The Meeting room also has an upper gallery with sliding partitions and when these are closed a separate room is formed, now used as a library. The presence of shutters cutting off part of the Meeting Room is a common feature of early Meeting Houses. The room was originally used as a women’s Meeting Room and also to increase the accommodation available on special occasions. Although men and women always sat in the same room for worship, women met separately to discuss certain business matters. In 1896 it was decided that all business meetings should be conducted jointly and so newer Meeting houses did not have this separate room.
In this upstairs room now used as the Meeting library, can be seen a facsimile of the Quaker wedding certificate for a wedding which took place in the Meeting House only 10 years after it was opened in 1795. The couple were called James Taylor and Ann Temple. At a Quaker wedding, all those present sign the certificate. Included in the signatures are those for Benjamin and Sarah Angell. They were wealthy local Quakers who lived at Gumley House, Isleworth.
The land to the north and east of the Meeting House was originally used as a burial ground and the additional land to the south bequeathed to the Meeting by Sarah Angell in 1824 was used for interments from 1857.
Originally Quaker graves were not marked with stones. In 1850 headstones were permitted but they had to be uniform in design and wording as seen in the burial ground here. These graves also had footstones but as they necessitated the hand cutting of the grass around them most have eventually been removed. Today most Friends are cremated, with perhaps a Memorial Meeting held later in the Meeting House. The top north end of the burial ground is used for the cremated ashes and the names recorded on plaques on the wall.
During the late 1970s land at the bottom of the burial ground along London Road was leased to Shepherds Bush Housing Association for the erection of 9 flats. The building is called Angell House in memory of Benjamin and Sarah. Before the widespread use of cars and the construction of Angell House the most commonly used entrance was through the gates which open onto the London Road. An avenue of yew trees was planted in the new burial ground in the 1820s and the path through the yews to the Meeting House was lit by gas lamps. The entrance used today in Quakers Lane was then chiefly used for burials. The present gates were installed in 1969 to replace wooden ones.

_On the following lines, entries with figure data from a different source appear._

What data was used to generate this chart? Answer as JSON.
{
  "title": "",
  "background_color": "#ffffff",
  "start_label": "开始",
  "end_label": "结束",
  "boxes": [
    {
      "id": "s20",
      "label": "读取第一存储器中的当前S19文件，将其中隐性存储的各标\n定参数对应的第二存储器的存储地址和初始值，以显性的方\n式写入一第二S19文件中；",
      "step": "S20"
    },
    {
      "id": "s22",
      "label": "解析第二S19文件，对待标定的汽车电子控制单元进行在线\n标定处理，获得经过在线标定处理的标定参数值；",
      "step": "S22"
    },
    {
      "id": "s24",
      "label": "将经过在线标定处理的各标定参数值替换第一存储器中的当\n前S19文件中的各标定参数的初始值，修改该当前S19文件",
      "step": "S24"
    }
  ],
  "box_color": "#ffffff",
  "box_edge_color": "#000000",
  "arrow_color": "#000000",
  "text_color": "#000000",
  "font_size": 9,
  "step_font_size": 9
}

The land to the west of the Meeting House was purchased from the Northumberland estate in 1928. In 1975 a section of the grounds was used for some years for allotments. It is used as such now by members of the meeting and a local community group. At around the same time the upper end of the land to the west of the Meeting House was laid out as an orchard. This area is now used as outdoor play space for a day nursery which rents the premises.
There has been a long standing connection between the Meeting and the Royal Botanic Gardens, Kew. Six botanists have been members of the Meeting from 1858 until the 1990s and most are buried in the burial ground. They are Daniel Oliver (b.1830). John Gilbert Baker (b.1834), Edmund Gilbert Baker (son of JGB, b.1864), Jan Bevington Gillett (b.1911), Richard Eric Holttum (b.1895) and William Thomas Stearn (b.1911).